Gioacchino Rossini: Guillaume Tell • Theater St.Gallen • Vorstellung: 02.06.2024
(6. Vorstellung • Premiere am 05.05.2024)
Koproduktion mit der Irish National Opera und Nouvel Opéra Fribourg
Wohlklang pur: grosse Oper ganz gross
Der überragend positive Eindruck des St.Galler Tell bestätigt sich ohne Abstriche. Hier wird an einem «kleinen» Haus grosse Oper ganz gross(artig) geboten.
Foto © Edyta Dufaj
Schon die Ouvertüre lässt erkennen, wie intensiv und genau Michael Balke mit dem Sinfonieorchester St.Gallen geprobt hat. Die Crescendi sind ohne der Versuchung die letzten Töne einzelner Passagen zu Gunsten des nächsten Höhepunkts «abzukürzen» eindrücklich herausgearbeitet. Einzelne Patzer im Blech können passieren, es begeistern die warmen Streicher, das Solo-Cello und das Englischhorn. Balke überzeugt erneut mit seiner fein austarierten Gestaltung des Abends und souveränem Dirigat.
Auf gleichem, hohen Niveau agieren die von Filip Paluchowski perfekt vorbereiteten Chöre (Chor des Theaters St.Gallen und Opernchor St.Gallen): mit ideal abgestimmter Klangwucht geniessen die Kollektive ihre aktive Rolle.
Da auch ein Teil der Tänze gespielt wird, sind 4 Solisten beteiligt: Laura García Aguilera, Jeanne Gumy, Federica Faini und Elenita Queiroz (Choreographie: Nicole Morel).
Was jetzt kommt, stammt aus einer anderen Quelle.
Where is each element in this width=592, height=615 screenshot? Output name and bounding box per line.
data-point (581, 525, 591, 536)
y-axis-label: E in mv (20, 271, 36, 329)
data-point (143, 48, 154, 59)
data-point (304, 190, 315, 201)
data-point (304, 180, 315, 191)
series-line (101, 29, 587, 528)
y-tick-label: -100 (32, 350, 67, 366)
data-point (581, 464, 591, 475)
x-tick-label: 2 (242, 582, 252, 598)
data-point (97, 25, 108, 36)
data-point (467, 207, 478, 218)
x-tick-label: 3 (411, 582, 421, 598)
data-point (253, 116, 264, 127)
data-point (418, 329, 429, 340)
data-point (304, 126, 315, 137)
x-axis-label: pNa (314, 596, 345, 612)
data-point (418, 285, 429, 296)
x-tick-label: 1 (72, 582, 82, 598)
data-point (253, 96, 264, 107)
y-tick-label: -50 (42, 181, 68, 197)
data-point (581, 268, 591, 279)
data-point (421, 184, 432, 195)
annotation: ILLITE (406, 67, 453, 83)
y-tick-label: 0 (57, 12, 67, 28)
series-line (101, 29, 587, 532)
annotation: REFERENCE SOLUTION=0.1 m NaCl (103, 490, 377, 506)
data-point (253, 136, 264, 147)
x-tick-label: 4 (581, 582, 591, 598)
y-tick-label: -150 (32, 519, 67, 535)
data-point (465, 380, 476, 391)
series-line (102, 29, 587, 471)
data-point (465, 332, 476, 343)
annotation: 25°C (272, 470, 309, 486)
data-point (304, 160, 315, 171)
Theodore Platt gibt den Guillaume Tell mit warmem, beeindruckend höhensicherem Bariton. Nach der Pause lässt er seine Stimme als weggebrochen ansagen. Die Ansage wird strategisch gewesen sein, denn mehr als Aufrauhungen und wie notiert ausgehaltene Phrasen sind nicht zu bemerken. Da hat man doch schon ganz andere Desaster erleben müssen. Jonah Hoskins ist als Arnold Melcthal eine Idealbesetzung. Das «Asile héréditaire» und «Amis, secondez ma vengeance» im vierten Akt gelingen strahlend kraftvoll und mit endlosem Atem. Das Spiel ist geprägt von Natürlichkeit und Harmoniemit den anderen Solisten. Martin Summer gibt mit sonorem Bass den Walter Furst und den Melcthal. Kali Hardwick gibt mit sauber geführtem Sopran eine, je nach Empfinden, aufgedreht oder überdrehte Jemmy. Kristján Jóhannesson gibt den Gesler mit voluminösem Bass und ist mit seiner Körperlänge auch optisch die ideale Verkörperung des diabolischen Landvogts. Christopher Sokolowski ist als Geslers Scherge Ruodi eine Luxusbesetzung. Riccardo Botta meistert die unangenehm hoch notierte Partie des Ruodi beeindruckend sicher. Athanasia Zöhrer gibt mit grosser, leidenschaftlich geführtem Sopran eine Mathilde von grosser Bühnenpräsenz. David Maze als Leuthold, Jennifer Panara als Hedwige und Andrzej Hutnik als Jäger ergänzen das formidable Ensemble auf hohem Niveau.
Der Magdeburger Generalintendant Julien Chavaz siedelt die Produktion in einer traumartigen Welt an, die ihren eigenen Regeln folgt, und von naiven und unschuldigen Figuren bevölkert wird (Bühne: Jamie Vartan). Die Verbindung mit der Natur ist für ihn so stark, dass er eine Welt entworfen hat, in der nicht nur die Schweizer Facetten der Natur annehmen (Kostüm: Severine Besson) . So tragen die Habsburger als Besatzungsmacht Pest-Masken und selbstverständlich. Das bestimmende optische Element ist eine Lichtleiste (Lichtdesign: Sinéad Wallace und Andreas Enzler), die zum Beispiel als Bergspitzen oder Umrisse eine Hauses die Handlung verdeutlichen.
Wohlklang pur: grosse Oper ganz gross!
Weitere Aufführung: 06.06.2024, 19:30‐22:55.